CPSC Warns Parents to Keep Fidget Spinners Away From Young Children
After a child in Texas swallowed a piece of a fidget spinner and required medical attention, the Consumer Product Safety Commission (CPSC) is warning parents of the toy's potential danger.
"CPSC is investigating the incidents with kids swallowing fidget spinners in Texas and Oregon," the agency wrote in a statement to ABC News. "We advise parents to keep these away from young children because they can choke on small parts. Warn older children not to put fidget spinners in their mouths."
In addition to the Texas case, a 5-year-old boy in Oregon also swallowed a part of the toy and choked, which required a rush trip to the hospital.
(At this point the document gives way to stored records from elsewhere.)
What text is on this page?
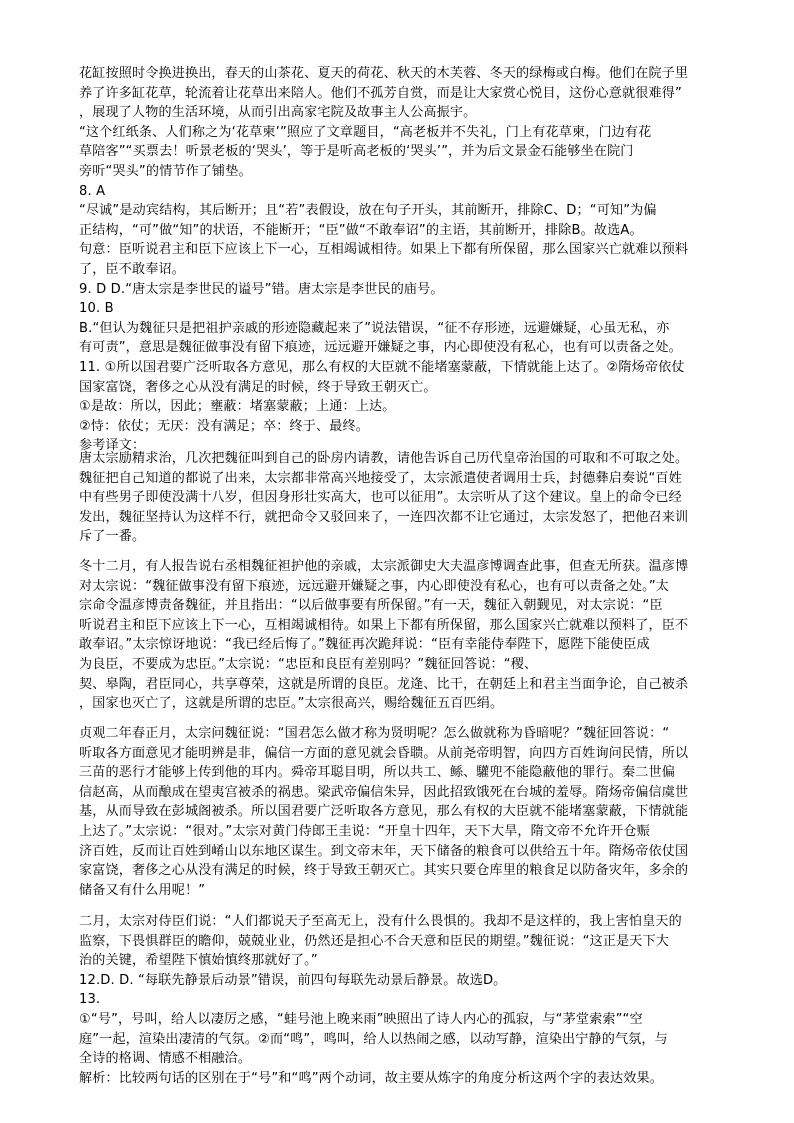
花缸按照时令换进换出，春天的山茶花、夏天的荷花、秋天的木芙蓉、冬天的绿梅或白梅。他们在院子里
养了许多缸花草，轮流着让花草出来陪人。他们不孤芳自赏，而是让大家赏心悦目，这份心意就很难得”
，展现了人物的生活环境，从而引出高家宅院及故事主人公高振宇。
“这个红纸条、人们称之为‘花草柬’”照应了文章题目，“高老板并不失礼，门上有花草柬，门边有花
草陪客”“买票去！听景老板的‘哭头’，等于是听高老板的‘哭头’”，并为后文景金石能够坐在院门
旁听“哭头”的情节作了铺垫。
8. A
“尽诚”是动宾结构，其后断开；且“若”表假设，放在句子开头，其前断开，排除C、D；“可知”为偏
正结构，“可”做“知”的状语，不能断开；“臣”做“不敢奉诏”的主语，其前断开，排除B。故选A。
句意：臣听说君主和臣下应该上下一心，互相竭诚相待。如果上下都有所保留，那么国家兴亡就难以预料
了，臣不敢奉诏。
9. D D.“唐太宗是李世民的谥号”错。唐太宗是李世民的庙号。
10. B
B.“但认为魏征只是把祖护亲戚的形迹隐藏起来了”说法错误，“征不存形迹，远避嫌疑，心虽无私，亦
有可责”，意思是魏征做事没有留下痕迹，远远避开嫌疑之事，内心即使没有私心，也有可以责备之处。
11. ①所以国君要广泛听取各方意见，那么有权的大臣就不能堵塞蒙蔽，下情就能上达了。②隋炀帝依仗
国家富饶，奢侈之心从没有满足的时候，终于导致王朝灭亡。
①是故：所以，因此；壅蔽：堵塞蒙蔽；上通：上达。
②恃：依仗；无厌：没有满足；卒：终于、最终。
参考译文：
唐太宗励精求治，几次把魏征叫到自己的卧房内请教，请他告诉自己历代皇帝治国的可取和不可取之处。
魏征把自己知道的都说了出来，太宗都非常高兴地接受了，太宗派遣使者调用士兵，封德彝启奏说“百姓
中有些男子即使没满十八岁，但因身形壮实高大，也可以征用”。太宗听从了这个建议。皇上的命令已经
发出，魏征坚持认为这样不行，就把命令又驳回来了，一连四次都不让它通过，太宗发怒了，把他召来训
斥了一番。
冬十二月，有人报告说右丞相魏征袒护他的亲戚，太宗派御史大夫温彦博调查此事，但查无所获。温彦博
对太宗说：“魏征做事没有留下痕迹，远远避开嫌疑之事，内心即使没有私心，也有可以责备之处。”太
宗命令温彦博责备魏征，并且指出：“以后做事要有所保留。”有一天，魏征入朝觐见，对太宗说：“臣
听说君主和臣下应该上下一心，互相竭诚相待。如果上下都有所保留，那么国家兴亡就难以预料了，臣不
敢奉诏。”太宗惊讶地说：“我已经后悔了。”魏征再次跪拜说：“臣有幸能侍奉陛下，愿陛下能使臣成
为良臣，不要成为忠臣。”太宗说：“忠臣和良臣有差别吗？”魏征回答说：“稷、
契、皋陶，君臣同心，共享尊荣，这就是所谓的良臣。龙逄、比干，在朝廷上和君主当面争论，自己被杀
，国家也灭亡了，这就是所谓的忠臣。”太宗很高兴，赐给魏征五百匹绢。
贞观二年春正月，太宗问魏征说：“国君怎么做才称为贤明呢？怎么做就称为昏暗呢？”魏征回答说：“
听取各方面意见才能明辨是非，偏信一方面的意见就会昏聩。从前尧帝明智，向四方百姓询问民情，所以
三苗的恶行才能够上传到他的耳内。舜帝耳聪目明，所以共工、鲧、驩兜不能隐蔽他的罪行。秦二世偏
信赵高，从而酿成在望夷宫被杀的祸患。梁武帝偏信朱异，因此招致饿死在台城的羞辱。隋炀帝偏信虞世
基，从而导致在彭城阁被杀。所以国君要广泛听取各方意见，那么有权的大臣就不能堵塞蒙蔽，下情就能
上达了。”太宗说：“很对。”太宗对黄门侍郎王圭说：“开皇十四年，天下大旱，隋文帝不允许开仓赈
济百姓，反而让百姓到崤山以东地区谋生。到文帝末年，天下储备的粮食可以供给五十年。隋炀帝依仗国
家富饶，奢侈之心从没有满足的时候，终于导致王朝灭亡。其实只要仓库里的粮食足以防备灾年，多余的
储备又有什么用呢！”
二月，太宗对侍臣们说：“人们都说天子至高无上，没有什么畏惧的。我却不是这样的，我上害怕皇天的
监察，下畏惧群臣的瞻仰，兢兢业业，仍然还是担心不合天意和臣民的期望。”魏征说：“这正是天下大
治的关键，希望陛下慎始慎终那就好了。”
12.D. D. “每联先静景后动景”错误，前四句每联先动景后静景。故选D。
13.
①“号”，号叫，给人以凄厉之感，“蛙号池上晚来雨”映照出了诗人内心的孤寂，与“茅堂索索”“空
庭”一起，渲染出凄清的气氛。②而“鸣”，鸣叫，给人以热闹之感，以动写静，渲染出宁静的气氛，与
全诗的格调、情感不相融洽。
解析：比较两句话的区别在于“号”和“鸣”两个动词，故主要从炼字的角度分析这两个字的表达效果。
While the CPSC is not banning fidget spinners, it is important to stay updated on the latest regulations concerning the toy. Learning Express Toys, a company that sells fidget spinners in stores, told ABC News that they are taking proactive steps to reduce the danger of fidget spinners.
"Spinners are marked as a choking hazard containing small parts," Learning Express said. "However, we will also be placing signs in our stores to make sure parents are aware that spinners are a potential choking hazard. As with any toy, parents must choose age-appropriate toys and use caution if their child has a tendency to put things in their mouth."
Between the choking incidents and school bans, these toys are beginning to get a bad reputation. For those promotional suppliers and distributors, perhaps consider tailoring your fidget spinner promotions to older audiences for now. However, it doesn't look like these safety concerns are putting a stop to the craze any time soon.